When I first read Jessica’s comment, I thought she was making a joke about the Da Vinci Code being a cartoon, which, if you think about it, fits in quite well with Dave’s post.
I think all creators should take a crack at their work in other mediums, if only to learn from the difference and what it takes to execute outside of what you know. It can often lend clarity on ways to improve your work.

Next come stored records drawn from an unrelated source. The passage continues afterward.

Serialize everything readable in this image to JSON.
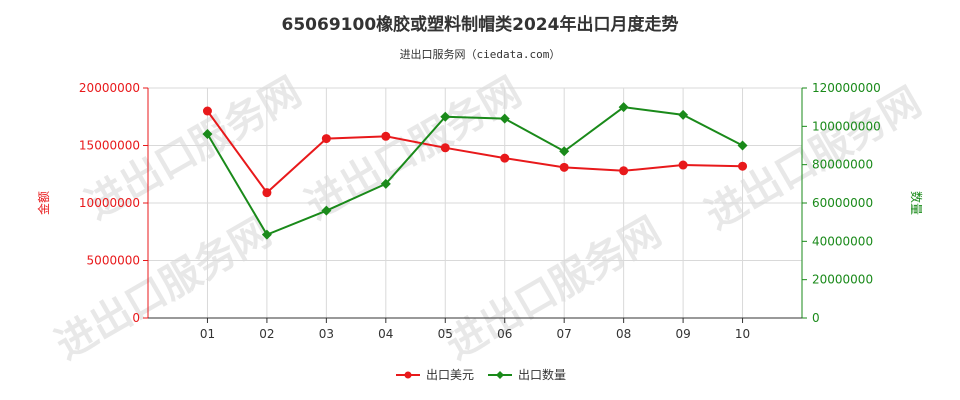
{
  "chart_data": {
    "type": "line",
    "title": "65069100橡胶或塑料制帽类2024年出口月度走势",
    "subtitle": "进出口服务网（ciedata.com）",
    "watermark": "进出口服务网",
    "categories": [
      "01",
      "02",
      "03",
      "04",
      "05",
      "06",
      "07",
      "08",
      "09",
      "10"
    ],
    "y_left": {
      "label": "金额",
      "ylim": [
        0,
        20000000
      ],
      "ticks": [
        "0",
        "5000000",
        "10000000",
        "15000000",
        "20000000"
      ],
      "tick_values": [
        0,
        5000000,
        10000000,
        15000000,
        20000000
      ],
      "color": "#e8191b"
    },
    "y_right": {
      "label": "数量",
      "ylim": [
        0,
        120000000
      ],
      "ticks": [
        "0",
        "20000000",
        "40000000",
        "60000000",
        "80000000",
        "100000000",
        "120000000"
      ],
      "tick_values": [
        0,
        20000000,
        40000000,
        60000000,
        80000000,
        100000000,
        120000000
      ],
      "color": "#1a8a1a"
    },
    "series": [
      {
        "name": "出口美元",
        "axis": "left",
        "color": "#e8191b",
        "marker": "circle",
        "values": [
          18000000,
          10900000,
          15600000,
          15800000,
          14800000,
          13900000,
          13100000,
          12800000,
          13300000,
          13200000
        ]
      },
      {
        "name": "出口数量",
        "axis": "right",
        "color": "#1a8a1a",
        "marker": "diamond",
        "values": [
          96000000,
          43500000,
          56000000,
          70000000,
          105000000,
          104000000,
          87000000,
          110000000,
          106000000,
          90000000
        ]
      }
    ],
    "grid": true,
    "legend_position": "bottom-center"
  }
}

For example, a script has to be a lot more visual, which if you learn how to tackle that you can maybe bring that over to a novel, and improve things on that end.
Media agnosticism!
screenplays are very challenging to write. And i do believe they are art as movies are art. i believe i have a great idea for a screenplay and i am actually learning to write the form. it’s hard, i think. good blog, dave
Dave, I really do think screenplays are art and that writers can learn a ton from studying them. And I agree with Eric. In fact, I may very well try my current wip as a screenplay once I’m finished with my seemingly endless revision.
I’ve also GOT to see 300. I keep hearing so many fantastic things about it. (Adding to To Do list.)
Thanks for a fun post, Dave!
* Is screenwriting, then, slumming at its lowest?
rotflmao
110 pages to convey a story by using only action and external dialogue. Screenplays are the pinnacle of showing and not telling. You have to show every single detail. Unless of course you are writing a soap where the actor stands with eyes glazed telling the audience everything they are thinking and feeling and what they need to do to move the story forward.
You don’t have the luxury of delving into the characters head and showing the internal dialogue like you do in a novel.
As for the pay. Good if you can get it. Like novelists for every 1 that makes the big bucks there are… Well you know how it goes.